A glass surface is coated by an oil film of uniform thickness  $1.00\times {10}^{-4}cm$. The index of refraction of the oil is 1.25 and that of the glass is 1.50. Some of the wavelength in visible region (400nm – 490nm) are completely transmitted by the oil film under normal incidence. One of the wavelength transmitted completely in visible region is  $\frac{n\times {10}^{-6}}{11}$m. Find the value of n.
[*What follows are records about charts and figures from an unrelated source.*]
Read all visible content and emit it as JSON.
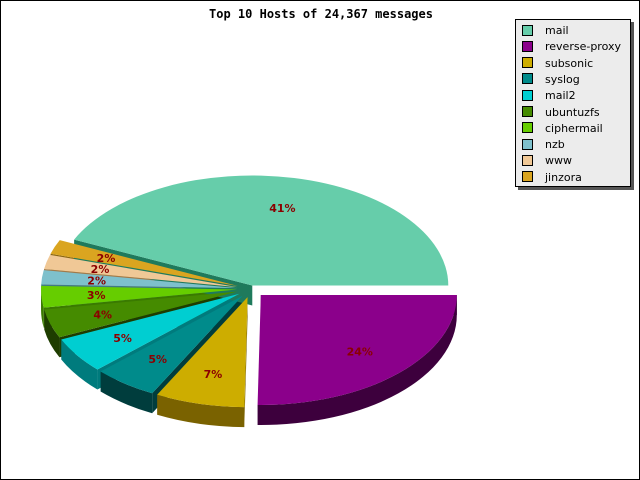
{
  "title": "Top 10 Hosts of 24,367 messages",
  "chart_data": {
    "type": "pie",
    "title": "Top 10 Hosts of 24,367 messages",
    "legend_position": "top-right",
    "slices": [
      {
        "label": "mail",
        "percent": 41,
        "color": "#66cdaa",
        "side": "#1f7a5c"
      },
      {
        "label": "reverse-proxy",
        "percent": 24,
        "color": "#8b008b",
        "side": "#3d003d"
      },
      {
        "label": "subsonic",
        "percent": 7,
        "color": "#cdad00",
        "side": "#7a6200"
      },
      {
        "label": "syslog",
        "percent": 5,
        "color": "#008b8b",
        "side": "#003d3d"
      },
      {
        "label": "mail2",
        "percent": 5,
        "color": "#00ced1",
        "side": "#007b7d"
      },
      {
        "label": "ubuntuzfs",
        "percent": 4,
        "color": "#458b00",
        "side": "#1e3d00"
      },
      {
        "label": "ciphermail",
        "percent": 3,
        "color": "#66cd00",
        "side": "#3a7a00"
      },
      {
        "label": "nzb",
        "percent": 2,
        "color": "#7ec0cc",
        "side": "#3f7a85"
      },
      {
        "label": "www",
        "percent": 2,
        "color": "#f0c896",
        "side": "#a07a4c"
      },
      {
        "label": "jinzora",
        "percent": 2,
        "color": "#daa520",
        "side": "#8a6510"
      }
    ]
  }
}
Optical path difference for the light transmitted through oil is  $\Delta x=2\mu l\cos r$
For normal incidence
 

$r=0,\cos r\to 1\Delta x=2\mu t$
But the interface between oil and glass will produce an additional path difference of  $\frac{\lambda }{2}$. There fore effective path difference $\Delta x=2\mu t+\frac{\lambda }{2}$
For constructive interference in transmitted light $2\mu t+\frac{\lambda }{2}=n\lambda ,n=1,2,\mathrm{............}$   Or

$2\mu t=(2n-1)\frac{\lambda }{2}$  or  $\lambda =\frac{4\mu t}{(2n-1)}=\frac{4\times 1.25\times 1\times {10}^{-6}}{2n-1}=\frac{5\times {10}^6}{(2n-1)}$
For n = 1,  $\lambda =5\times {10}^{-6}m=5000nm$
For n = 2,  $\lambda =\frac{5\times {10}^{-6}}{3}m=1666.67nm$
For n = 3,  $\lambda =\frac{5\times {10}^{-6}}{5}m=1000$nm
For n = 4,  $\lambda =\frac{5\times {10}^{-6}}{7}m=714.29$nm
For n = 5,  $\lambda =\frac{5\times {10}^{-6}}{5}m=555.55$nm
For n = 6,  $\lambda =\frac{5\times {10}^{-6}}{11}m=\mathrm{4.54.54}$nm
The wavelength which are strongly transmitted visible range are : 714.29 nm, 555.55 nm and 454.54 nm.